Despite Obama's best efforts, the economy will rebound in due time. That's the nature of the beast. Yet it will be then, at the very beginning of recovery, that the pain from Obama's frivolous spending will truly be felt. In the last five months, the geniuses in Washington have nearly tripled our money supply. Needless to say, during a recession, nothing else really grows, let alone doubles or triples.

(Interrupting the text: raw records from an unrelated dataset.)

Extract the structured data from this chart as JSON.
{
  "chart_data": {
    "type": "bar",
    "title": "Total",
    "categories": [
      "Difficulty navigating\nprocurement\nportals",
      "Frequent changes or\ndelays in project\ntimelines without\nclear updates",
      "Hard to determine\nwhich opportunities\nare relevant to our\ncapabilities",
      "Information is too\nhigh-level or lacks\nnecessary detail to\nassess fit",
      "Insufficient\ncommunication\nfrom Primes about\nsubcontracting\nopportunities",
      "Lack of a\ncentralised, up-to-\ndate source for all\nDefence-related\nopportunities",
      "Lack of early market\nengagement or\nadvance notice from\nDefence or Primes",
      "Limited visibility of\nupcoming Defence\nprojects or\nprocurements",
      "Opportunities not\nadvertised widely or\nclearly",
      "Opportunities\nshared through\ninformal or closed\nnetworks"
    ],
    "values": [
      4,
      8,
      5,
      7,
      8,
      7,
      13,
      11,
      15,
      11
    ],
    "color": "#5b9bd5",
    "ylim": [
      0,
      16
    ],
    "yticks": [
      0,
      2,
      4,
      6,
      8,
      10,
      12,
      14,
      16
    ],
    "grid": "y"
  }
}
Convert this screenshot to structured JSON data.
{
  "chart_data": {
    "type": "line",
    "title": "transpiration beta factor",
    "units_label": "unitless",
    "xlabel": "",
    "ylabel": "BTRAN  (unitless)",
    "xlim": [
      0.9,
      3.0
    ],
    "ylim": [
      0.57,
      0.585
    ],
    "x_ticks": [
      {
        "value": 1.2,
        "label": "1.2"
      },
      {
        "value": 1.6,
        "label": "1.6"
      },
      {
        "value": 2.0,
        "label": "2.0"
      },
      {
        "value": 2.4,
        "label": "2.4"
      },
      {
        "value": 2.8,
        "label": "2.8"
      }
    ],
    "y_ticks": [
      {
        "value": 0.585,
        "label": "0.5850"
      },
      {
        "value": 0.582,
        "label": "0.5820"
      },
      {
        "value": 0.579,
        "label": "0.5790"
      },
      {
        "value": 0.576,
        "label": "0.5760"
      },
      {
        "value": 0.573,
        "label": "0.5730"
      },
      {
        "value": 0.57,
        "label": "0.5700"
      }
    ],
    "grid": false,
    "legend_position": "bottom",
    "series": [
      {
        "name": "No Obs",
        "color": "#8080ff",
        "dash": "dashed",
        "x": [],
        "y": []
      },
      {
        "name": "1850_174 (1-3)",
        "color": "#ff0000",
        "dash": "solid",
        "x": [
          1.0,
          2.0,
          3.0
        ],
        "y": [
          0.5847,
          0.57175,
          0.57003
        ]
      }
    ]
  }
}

But in one or two years' time, things will begin to recuperate. It will only be then that all of this money, naturally, hits the market -- all at the same time. The inescapable effect will be devastating hyperinflation. This will cause even greater unemployment at home, and considering the interconnectivity of the global economy, even greater economic downturns around the world. The only way to get out of double-digit inflation is to endure another recession. When this happens, the sad part will be that this all could have been avoided if only we stuck with, and continued to believe in, classically American economic principles.
And to think that all of those starry-eyed first-time voters went into the voting booth and thought their ballots would bring about a clean break from the "failed policies of the last eight years." What a pity it is that the misplaced but sincere idealism of 2008 will invariably become the widespread cynicism and disparagement of tomorrow.